Et les acteurs peinaient visiblement à les imposer… La scénographie d’Alain Lagarde bien réalisée, manque pourtant de clarté: le metteur en scène semble avoir eu en fait quelque difficulté à maîtriser ce grand espace où, dans le texte, l’action se passe dans une maison et à l’extérieur. Bref, cet enchaînement de courtes scènes ne retient pas vraiment l’attention. Mais comment s’emparer de cette dramaturgie où les phrases se répondent, d’une génération à une autre et arriver  à maîtriser un texte par moments virtuose mais lourd, avec de nombreux personnages comme dans une série, et complexe? Cela  relève d’une mission impossible. La volonté de casser le récit est un procédé déjà ancien mais ici les rapports entre les personnages manquent de profondeur. Et même s’il y a de belles images, ce spectacle trop long (deux heures) est vite ennuyeux et décevant. Nous avons connu Christophe Rauck, mieux inspiré. Vous êtes prévenu : évitez d’y emmener des lycéens ou des étudiants.
Mais, à vous de voir, cela vaut peut-être le coup d’aller jeter un œil (pour être informé) sur le travail de cette jeune dramaturge et scénariste peu connue chez nous mais confirmée en Grande-Bretagne.

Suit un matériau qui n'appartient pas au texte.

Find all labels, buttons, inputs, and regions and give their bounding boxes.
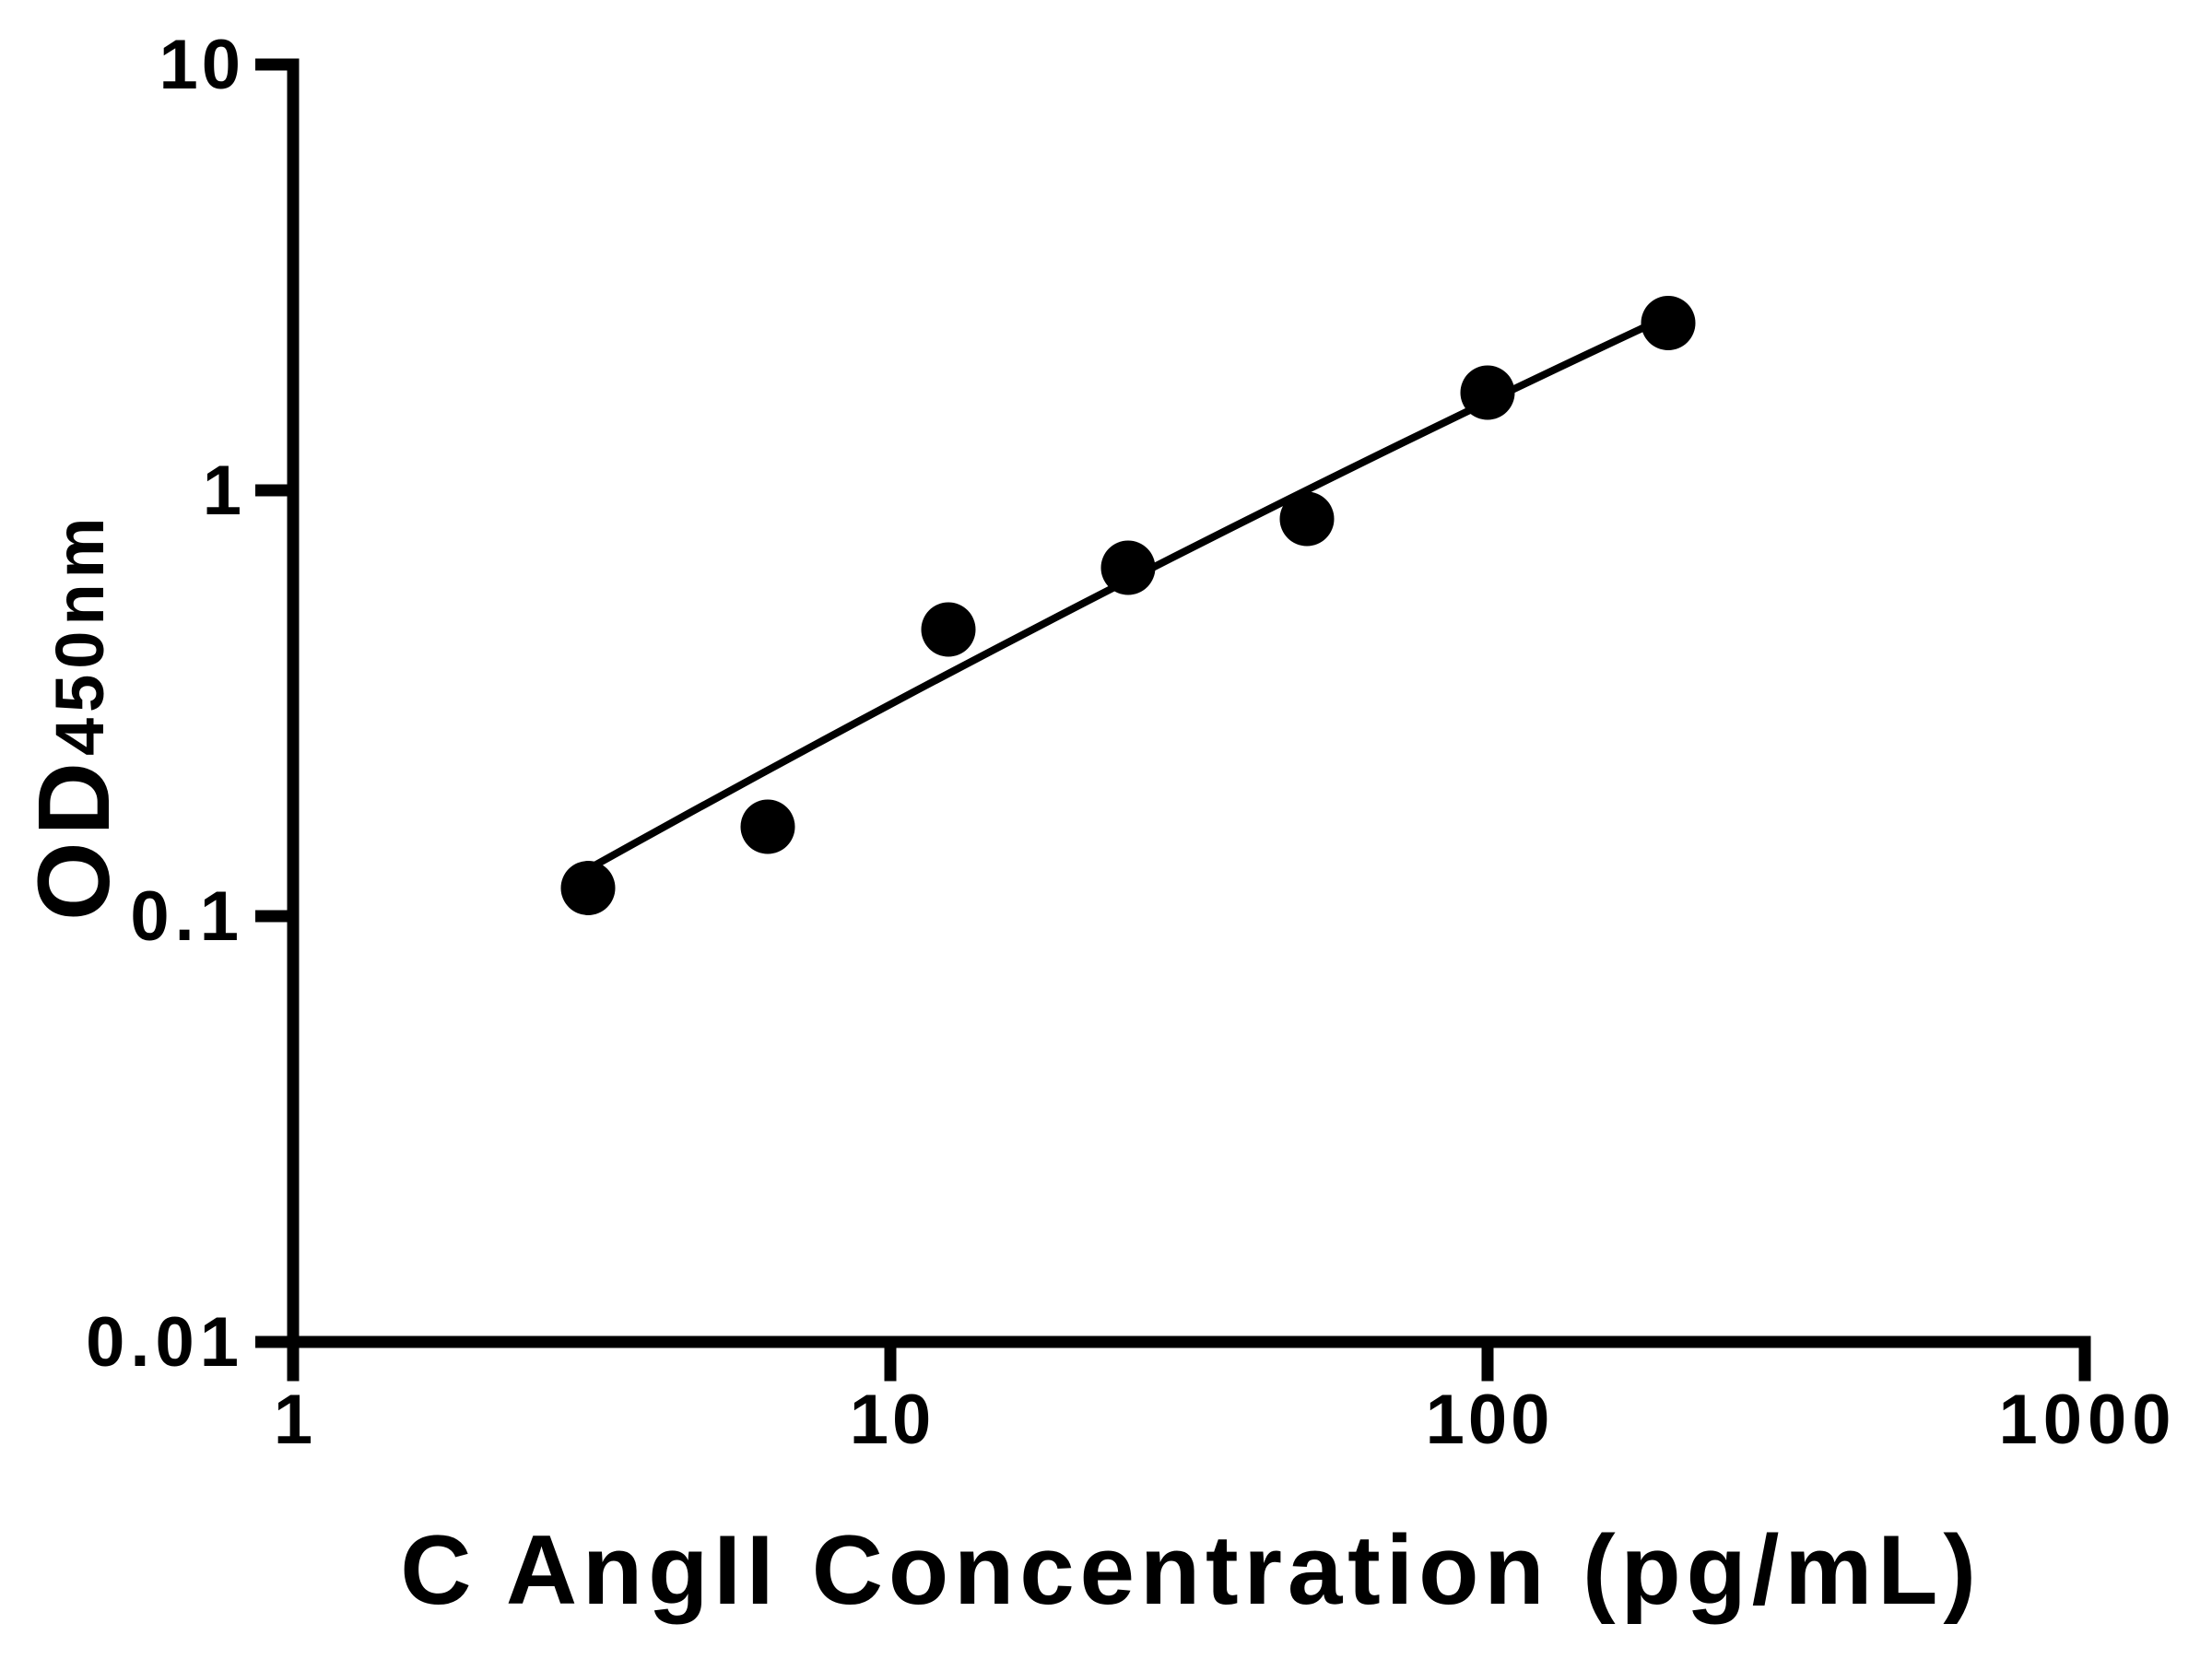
svg-text:1000: 1000 [1998,1381,2176,1459]
svg-text:10: 10 [850,1381,935,1459]
svg-text:OD450nm: OD450nm [18,512,131,921]
svg-text:1: 1 [203,452,243,530]
svg-text:0.01: 0.01 [86,1303,244,1382]
svg-text:0.1: 0.1 [130,877,244,956]
svg-text:C AngII Concentration (pg/mL): C AngII Concentration (pg/mL) [400,1514,1982,1625]
svg-text:100: 100 [1426,1381,1554,1459]
svg-text:1: 1 [274,1381,314,1459]
svg-text:10: 10 [159,26,244,104]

Elle a reçu plusieurs prix et en 2018, pour Anatomie d’un suicide, le prix Susan Smith-Blackburn accordé à une écrivaine britannique…

Philippe du Vignal

Jusqu’au 19 avril, Théâtre Nanterre-Amandiers-Centre Dramatique National (Hauts-de Seine). T. : 01 46 14 70 00.

Du 15 au 23 mai, Théâtre National Populaire de Villeurbanne (Rhône).

La pièce a été traduite avec le soutien de la Maison Antoine Vitez, centre international de la traduction théâtral et est publiée en anglais chez Methuen Drama (2021).